La marquesa de Listomère terminó el suyo con la resolución formal de cerrar las puertas de su casa al caballero Eugenio, y en caso de llegar á encontrarla en sociedad, manifestarle algo más que desden; puesto que su insolencia no podía compararse con ninguna de las que dispensaba la marquesa. En un principio quiso retener la carta en su poder, pero pensándolo más despacio, la quemó.
—La señora acaba de recibir una importante declaración de amor y la ha leído, dijo Carolina al ama de llaves.
—En mi vida hubiera creído semejante cosa de la señora, contestó sorprendida la vieja.
Por la noche fue la condesa á casa del marqués de Beauséant, donde era probable que se encontrara Rastignac. Esto tenía lugar un sábado. El marques de Beauséant era algo pariente de Rastignac, y éste no podía dejar de acudir á la velada.
Eran las dos de la madrugada y la señora de Listomère, que tan solo se había quedado para agobiar á Eugenio con su frialdad, le esperaba aun en vano. Un hombre ingenioso, Stendhal, ha tenido la extravagante idea de llamar cristalización á las vueltas que la marquesa dio á su pensamiento antes, durante y después de la velada.
Cuatro días después de este suceso, Eugenio reprendía á su ayuda de cámara.
—José, me voy á ver obligado á despedirte.
—¿Qué dice V, señor?
—No haces más que necedades; ¿dónde llevaste las cartas que te entregué el viernes?
José se quedó atónito. Semejante á una estatua del pórtico de la catedral, permaneció inmóvil, completamente absorbido por su pensamiento. De repente sonrió á lo bestia, y dijo:
—Señor, una era para la señora de Listomère, en la calle de Sto. Domingo, y la otra para su abogado de V.
—¿Estás bien seguro de lo que dices?
José permaneció cortado. Hubo necesidad de que me mezclase en el asunto yo, que por casualidad me encontraba allí.

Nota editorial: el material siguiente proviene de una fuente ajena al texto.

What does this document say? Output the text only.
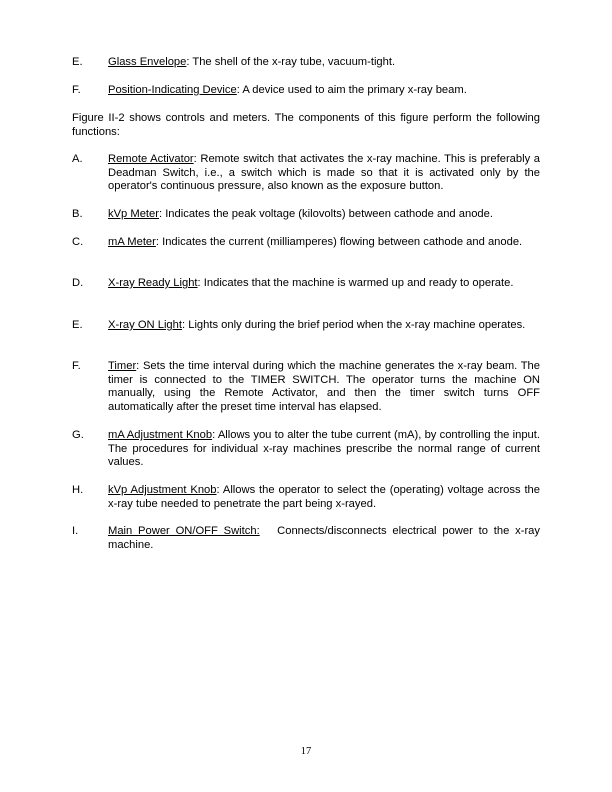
E. Glass Envelope: The shell of the x-ray tube, vacuum-tight.
F. Position-Indicating Device: A device used to aim the primary x-ray beam.
Figure II-2 shows controls and meters. The components of this figure perform the following functions:
A. Remote Activator: Remote switch that activates the x-ray machine. This is preferably a Deadman Switch, i.e., a switch which is made so that it is activated only by the operator's continuous pressure, also known as the exposure button.
B. kVp Meter: Indicates the peak voltage (kilovolts) between cathode and anode.
C. mA Meter: Indicates the current (milliamperes) flowing between cathode and anode.
D. X-ray Ready Light: Indicates that the machine is warmed up and ready to operate.
E. X-ray ON Light: Lights only during the brief period when the x-ray machine operates.
F. Timer: Sets the time interval during which the machine generates the x-ray beam. The timer is connected to the TIMER SWITCH. The operator turns the machine ON manually, using the Remote Activator, and then the timer switch turns OFF automatically after the preset time interval has elapsed.
G. mA Adjustment Knob: Allows you to alter the tube current (mA), by controlling the input. The procedures for individual x-ray machines prescribe the normal range of current values.
H. kVp Adjustment Knob: Allows the operator to select the (operating) voltage across the x-ray tube needed to penetrate the part being x-rayed.
I.	Main Power ON/OFF Switch: Connects/disconnects electrical power to the x-ray machine.
17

—José tiene razón, dije. (Eugenio se volvió hacia mí.) Involuntariamente he leído los sobrescritos, y...
—Y, dijo Eugenio interrumpiéndome, ¿no era una de las cartas para la señora de Nucingen?
—¡No, con cien mil demonios! Por eso he creído, amigo mío, que tu corazón había danzado de la calle de S. Lázaro á la de Sto. Domingo.
Eugenio se golpeó la frente con la palma de la mano, y se echó á reír. José comprendió que la falta no provenía de él.
Interinamente, vean Vds. las moralejas que todos deberían meditar.
Primera falta: Eugenio halló muy gustoso el hacer reír á la Sra. De Listomère por el desprecio que la había hecho dueña de un billete amoroso que no era para ella. Segunda falta: No fue á casa de la señora de Listomère hasta los cuatro días de esta aventura, dejando con ello tiempo para que se cristalizasen los pensamientos de una mujer virtuosa. Aun hallaríamos una docena de faltas que pasaremos en silencio á fin de otorgar á las señoras el placer de deducírselas ex-profeso á aquellos que no las adivinen. Eugenio llegó á la puerta de casa de la marquesa, pero al querer pasar, el portero le detuvo y le anunció que la señora marquesa había salido. Cuando ya subía al carruaje, entraba el marqués.
—Venid Eugenio, mi mujer está en su casa.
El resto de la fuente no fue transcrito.